Piping Geometry Factor

Written by Jerry Ratzlaff on . Posted in Dimensionless Numbers

Piping geometry factor, abbreviated as $$F_p$$, a dimensionless number, is the pressure and velocity changes caused by fittings such as bends, expanders, reducers, tees, and Y's if directly conected to the valve.

Piping Geometry Factor Formula

$$\large{ F_p = \frac{1}{ \sqrt{1\;+\;\frac{\Sigma K}{0.00214} \; \left( \frac{C_v}{d^2} \right)^2 } } }$$

Where:

$$\large{ F_p }$$ = piping geometry factor

$$\large{ d }$$ = nominal valve size

$$\large{ C_v }$$ = flow coefficient

$$\large{ \Sigma K }$$ = algebraic sum

Solve for:

$$\large{ \Sigma K = K_1 + K_2 + K_{B1} + K_{B2} }$$

$$\large{ \Sigma K }$$ is the algebraic sum of the velocity head loss coefficient for all the fittings that are attached to the valve.

Where:

$$\large{ K_1 }$$ = resistance coefficient of upstream fittings

$$\large{ K_2 }$$ = resistance coefficient of downstream fittings

$$\large{ K_{B1} }$$ = inlet Bernoulli coefficient

$$\large{ K_{B2} }$$ = outlet Bernoulli coefficient

$$\large{ d }$$ = nominal valve size

$$\large{ D }$$ = pipe inside diameter (ID)

Solve for:

$$\large{ K_1 = 0.5 ;\ \left( 1 - \frac{d^2}{D^2} \right)^2 }$$     (inlet expander/reducer)

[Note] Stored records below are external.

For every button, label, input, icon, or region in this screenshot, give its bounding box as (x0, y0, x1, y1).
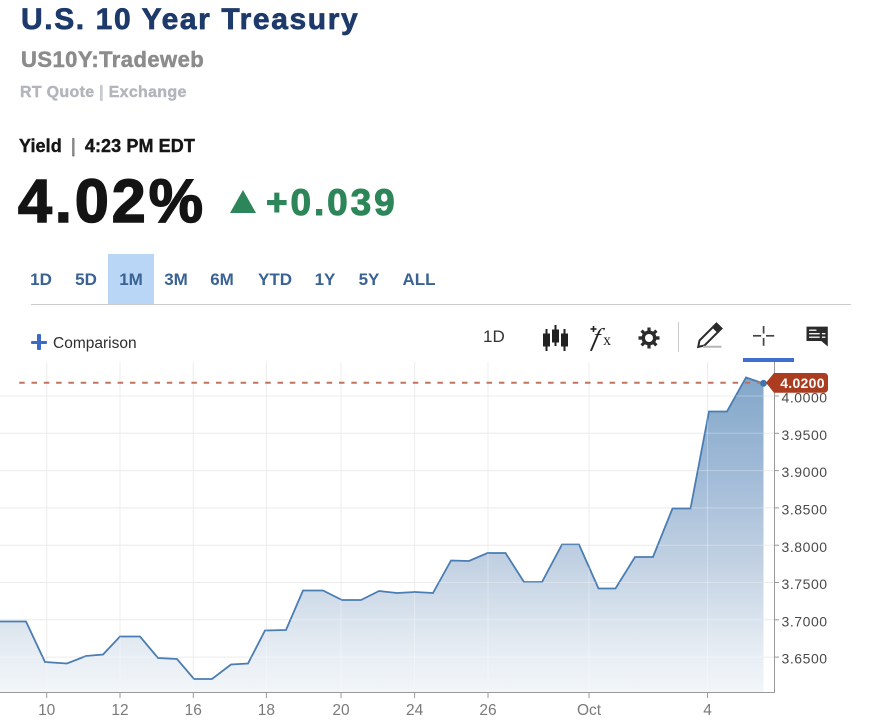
svg-text:24: 24 (406, 702, 424, 719)
svg-text:10: 10 (38, 702, 56, 719)
svg-text:4.0200: 4.0200 (780, 375, 825, 391)
svg-text:12: 12 (111, 702, 128, 719)
svg-text:3.8000: 3.8000 (782, 539, 828, 555)
svg-text:26: 26 (479, 702, 496, 719)
svg-text:4.0000: 4.0000 (782, 390, 828, 406)
svg-text:3.7000: 3.7000 (782, 613, 828, 629)
svg-text:3.9000: 3.9000 (782, 464, 828, 480)
svg-text:4: 4 (703, 702, 712, 719)
svg-text:x: x (603, 332, 611, 349)
svg-text:3.8500: 3.8500 (782, 502, 828, 518)
svg-text:Oct: Oct (577, 702, 602, 719)
svg-text:3.7500: 3.7500 (782, 576, 828, 592)
svg-text:3.6500: 3.6500 (782, 651, 828, 667)
svg-text:16: 16 (185, 702, 202, 719)
svg-text:18: 18 (258, 702, 275, 719)
svg-text:3.9500: 3.9500 (782, 427, 828, 443)
svg-text:20: 20 (332, 702, 350, 719)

$$\large{ K_1 = 1.0 \; \left( 1 - \frac{d^2}{D^2} \right)^2 }$$     (outlet expander/reducer)

$$\large{ K_1 + K_1 = 1.5 \; \left( 1 - \frac{d^2}{D^2} \right)^2 }$$     (for a valve installed between identical expander/reducer)

$$\large{ K_{B1} }$$ or $$\large{ K_{B2} = 1 - \left( \frac{d}{D} \right)^4 }$$

$$\large{ K_{B1} }$$ or $$\large{ K_{B2} }$$ are only used when the diameter of the piping approaching the valve is different from the diameter of the piping leaving the valve.